I tried again. “It’s…good to see you, Rita. I’m glad you came by.”
She drew herself up to a weak dignity, but didn’t talk. She offered me the manila envelope, as the sunlight retreated to the tops of trees and far-away hills, gilding them. I took the envelope.
She swallowed, and seemed to want to speak, but didn’t.
“Can I open it?” I asked.
She nodded.
I pinched the two copper pins together until they were vertical, lifted the flap and drew out the paper-clipped typed pages. I examined the first page. It was entitled
The Infinite Letting Go
.
Rita stood in a remote politeness. She looked down at the cement walk.
“So you want me to read it?” I asked.
She nodded again.
“Okay…I’d love to.”
She shrugged, delicately, then turned and set off for her car. I went after her. “Rita…”

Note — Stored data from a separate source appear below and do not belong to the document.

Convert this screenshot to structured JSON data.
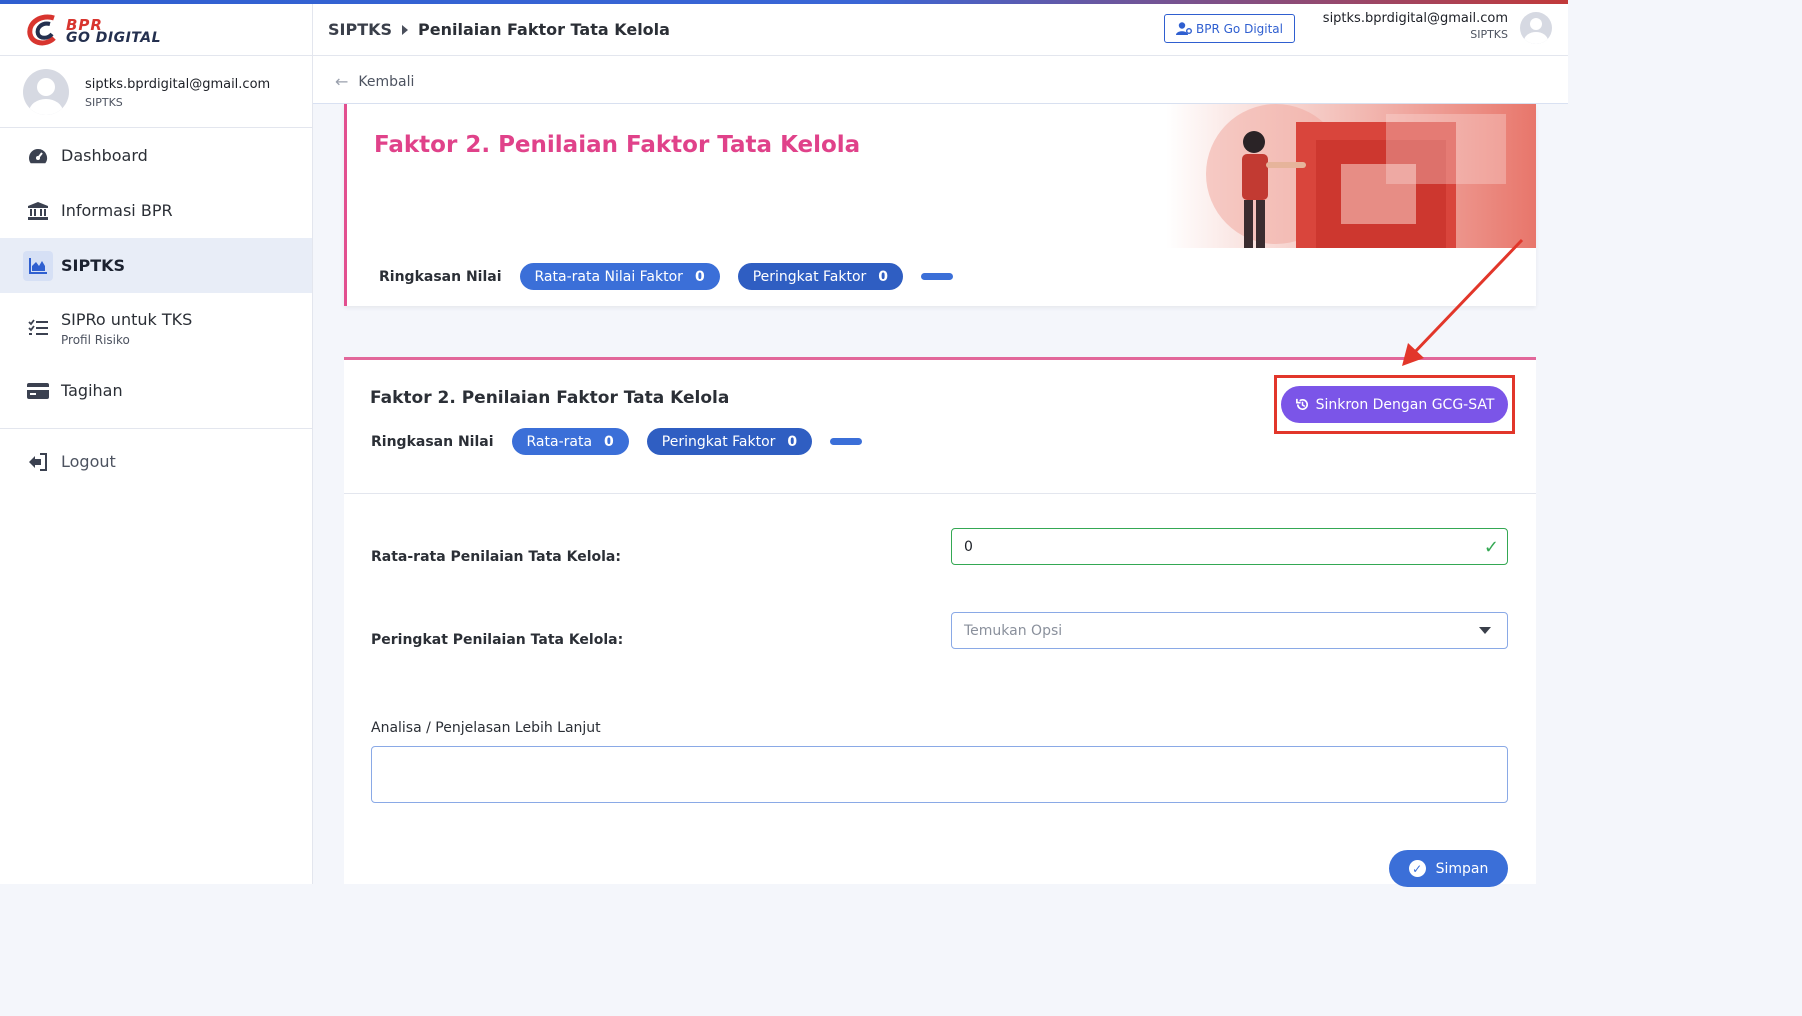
{
  "app": {
    "logo_line1": "BPR",
    "logo_line2": "GO DIGITAL"
  },
  "user": {
    "email": "siptks.bprdigital@gmail.com",
    "role": "SIPTKS"
  },
  "sidebar": {
    "items": [
      {
        "label": "Dashboard",
        "icon": "dashboard-icon"
      },
      {
        "label": "Informasi BPR",
        "icon": "bank-icon"
      },
      {
        "label": "SIPTKS",
        "icon": "chart-area-icon",
        "active": true
      },
      {
        "label": "SIPRo untuk TKS",
        "sublabel": "Profil Risiko",
        "icon": "checklist-icon"
      },
      {
        "label": "Tagihan",
        "icon": "credit-card-icon"
      }
    ],
    "logout_label": "Logout"
  },
  "header": {
    "breadcrumb_root": "SIPTKS",
    "breadcrumb_current": "Penilaian Faktor Tata Kelola",
    "portal_button": "BPR Go Digital"
  },
  "back_label": "Kembali",
  "summary_card": {
    "title": "Faktor 2. Penilaian Faktor Tata Kelola",
    "summary_label": "Ringkasan Nilai",
    "avg_label": "Rata-rata Nilai Faktor",
    "avg_value": "0",
    "rank_label": "Peringkat Faktor",
    "rank_value": "0"
  },
  "form_card": {
    "title": "Faktor 2. Penilaian Faktor Tata Kelola",
    "summary_label": "Ringkasan Nilai",
    "avg_label": "Rata-rata",
    "avg_value": "0",
    "rank_label": "Peringkat Faktor",
    "rank_value": "0",
    "sync_button": "Sinkron Dengan GCG-SAT",
    "avg_field_label": "Rata-rata Penilaian Tata Kelola:",
    "avg_field_value": "0",
    "rank_field_label": "Peringkat Penilaian Tata Kelola:",
    "rank_field_placeholder": "Temukan Opsi",
    "analysis_label": "Analisa / Penjelasan Lebih Lanjut",
    "analysis_value": "",
    "save_button": "Simpan"
  },
  "colors": {
    "primary": "#3b6fd8",
    "accent_pink": "#e0428a",
    "sync_purple": "#7b55e8",
    "highlight_red": "#e2362a",
    "success_green": "#34a853"
  }
}
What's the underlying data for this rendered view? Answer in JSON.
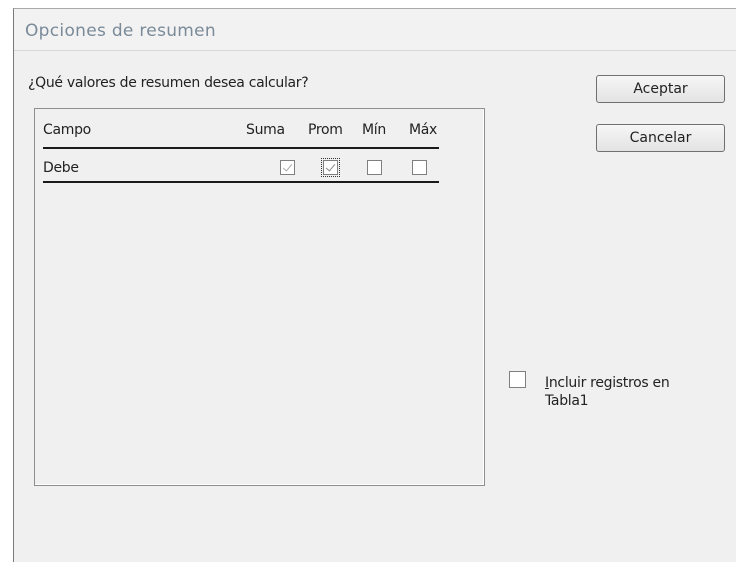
{
  "window": {
    "title": "Opciones de resumen"
  },
  "dialog": {
    "question": "¿Qué valores de resumen desea calcular?",
    "columns": {
      "field": "Campo",
      "sum": "Suma",
      "avg": "Prom",
      "min": "Mín",
      "max": "Máx"
    },
    "rows": [
      {
        "field": "Debe",
        "sum_checked": true,
        "avg_checked": true,
        "min_checked": false,
        "max_checked": false
      }
    ]
  },
  "buttons": {
    "accept": "Aceptar",
    "cancel": "Cancelar"
  },
  "include": {
    "label_mnemonic": "I",
    "label_rest": "ncluir registros en",
    "label_line2": "Tabla1",
    "checked": false
  }
}
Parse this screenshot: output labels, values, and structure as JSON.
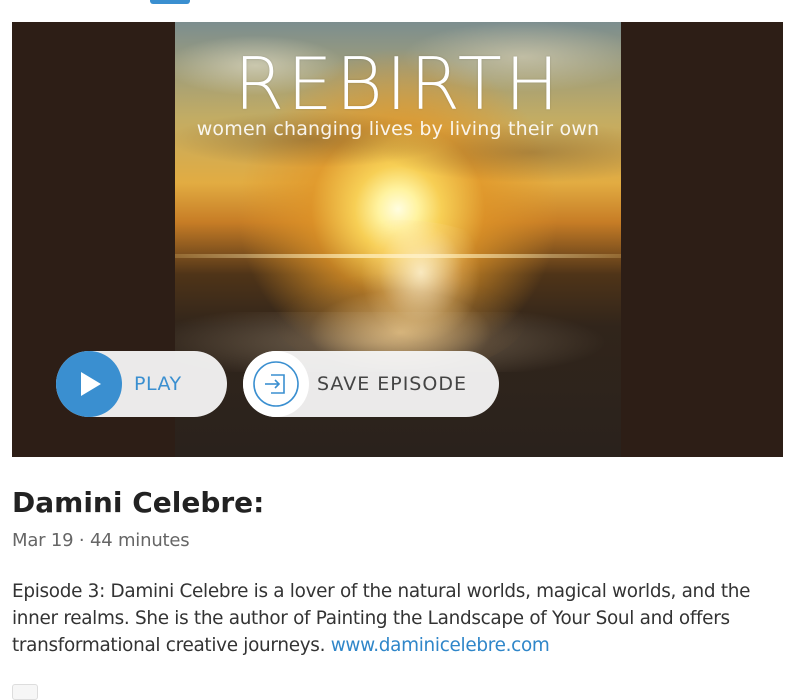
{
  "cover_art": {
    "title": "REBIRTH",
    "subtitle": "women changing lives by living their own"
  },
  "controls": {
    "play_label": "PLAY",
    "save_label": "SAVE EPISODE",
    "play_icon": "play-icon",
    "save_icon": "save-episode-icon"
  },
  "episode": {
    "title": "Damini Celebre:",
    "meta": "Mar 19 · 44 minutes",
    "description": "Episode 3: Damini Celebre is a lover of the natural worlds, magical worlds, and the inner realms. She is the author of Painting the Landscape of Your Soul and offers transformational creative journeys.",
    "link_text": "www.daminicelebre.com"
  },
  "colors": {
    "accent": "#3a8fd0",
    "player_background": "#2d1e16"
  }
}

She stopped, but didn’t face me.
“Rita…I really am glad you came by.”
She entered her car without a word. I waved as she drove away. Silly, I knew, but I did. I lingered in the yard, moving through retreating shadows. I sat on the porch swing, feet flat, stationary, staring into the distance, until sleepy clouds, flamed by a setting sun, were brushed gold.
I laid the pages on my lap and began to read. There was still enough light.
The Infinite Letting Go
There was a large round boulder that sat, like a wise meditating sage, in her backyard, just beyond where wild roses grew in summer, near a natural brook, whose quiet music crept into her dreams and daydreams; and it lay under the wide protective spread of a very old sycamore tree, where she’d played and slept.

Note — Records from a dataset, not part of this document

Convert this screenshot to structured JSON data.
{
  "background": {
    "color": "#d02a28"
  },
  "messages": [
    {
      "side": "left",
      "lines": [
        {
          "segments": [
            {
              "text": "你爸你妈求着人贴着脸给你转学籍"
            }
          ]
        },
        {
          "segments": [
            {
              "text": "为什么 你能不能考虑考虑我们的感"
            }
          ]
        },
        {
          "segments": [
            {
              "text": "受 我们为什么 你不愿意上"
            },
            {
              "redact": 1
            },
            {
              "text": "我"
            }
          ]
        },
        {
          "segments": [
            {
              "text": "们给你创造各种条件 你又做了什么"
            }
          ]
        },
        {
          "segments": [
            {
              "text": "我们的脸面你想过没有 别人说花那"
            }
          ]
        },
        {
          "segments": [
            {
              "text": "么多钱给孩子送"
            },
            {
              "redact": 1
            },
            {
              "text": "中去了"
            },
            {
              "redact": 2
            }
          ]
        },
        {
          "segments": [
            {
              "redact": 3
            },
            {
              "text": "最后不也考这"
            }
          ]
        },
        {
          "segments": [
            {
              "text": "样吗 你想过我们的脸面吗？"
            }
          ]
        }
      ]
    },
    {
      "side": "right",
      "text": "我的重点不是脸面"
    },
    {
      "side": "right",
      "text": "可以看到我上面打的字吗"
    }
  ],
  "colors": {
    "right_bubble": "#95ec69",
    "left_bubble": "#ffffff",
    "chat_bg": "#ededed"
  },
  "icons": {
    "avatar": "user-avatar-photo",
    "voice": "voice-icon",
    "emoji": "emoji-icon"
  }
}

The boulder had been there since the beginning of time, or so the old man had told her, and it had a very important and unique purpose: it anchored the world. If it was ever removed, so the old man had said, the world would simply drift out of orbit, lose its laws of motion and gravity and, like a balloon, float endlessly toward nowhere and no place.
So she watched the boulder from her bedroom window—with wide, alert eyes—and prayed that it would never be taken away.
And so it was that the boulder, so gray and formidable, lay undisturbed for many years, until the day the bulldozers came. That day was known as “Bulldozer Day.” A big house was going up and land was needed and had to be cleared. The sycamore tree would have to come down; the wild roses destroyed and burned; and the boulder, scooped up and taken away.
For many, many days the girl watched the bulldozers cough smoke and scour the land, crawling like strange yellow invaders toward the boulder; toward ultimate destruction. Her Daddy drove one of those machines, and he loved leveling and remaking the land. He loved the God in it: the God of creation, who overrules old, wild things.
The old man came by one day. The girl watched him mope and stumble across ruddy earth, rock and broken trees. She watched him shake his bony fist at them and curse them in a brittle cry of rage. But it did not even crack the hard shell of the growl and scrape of the masticating machines.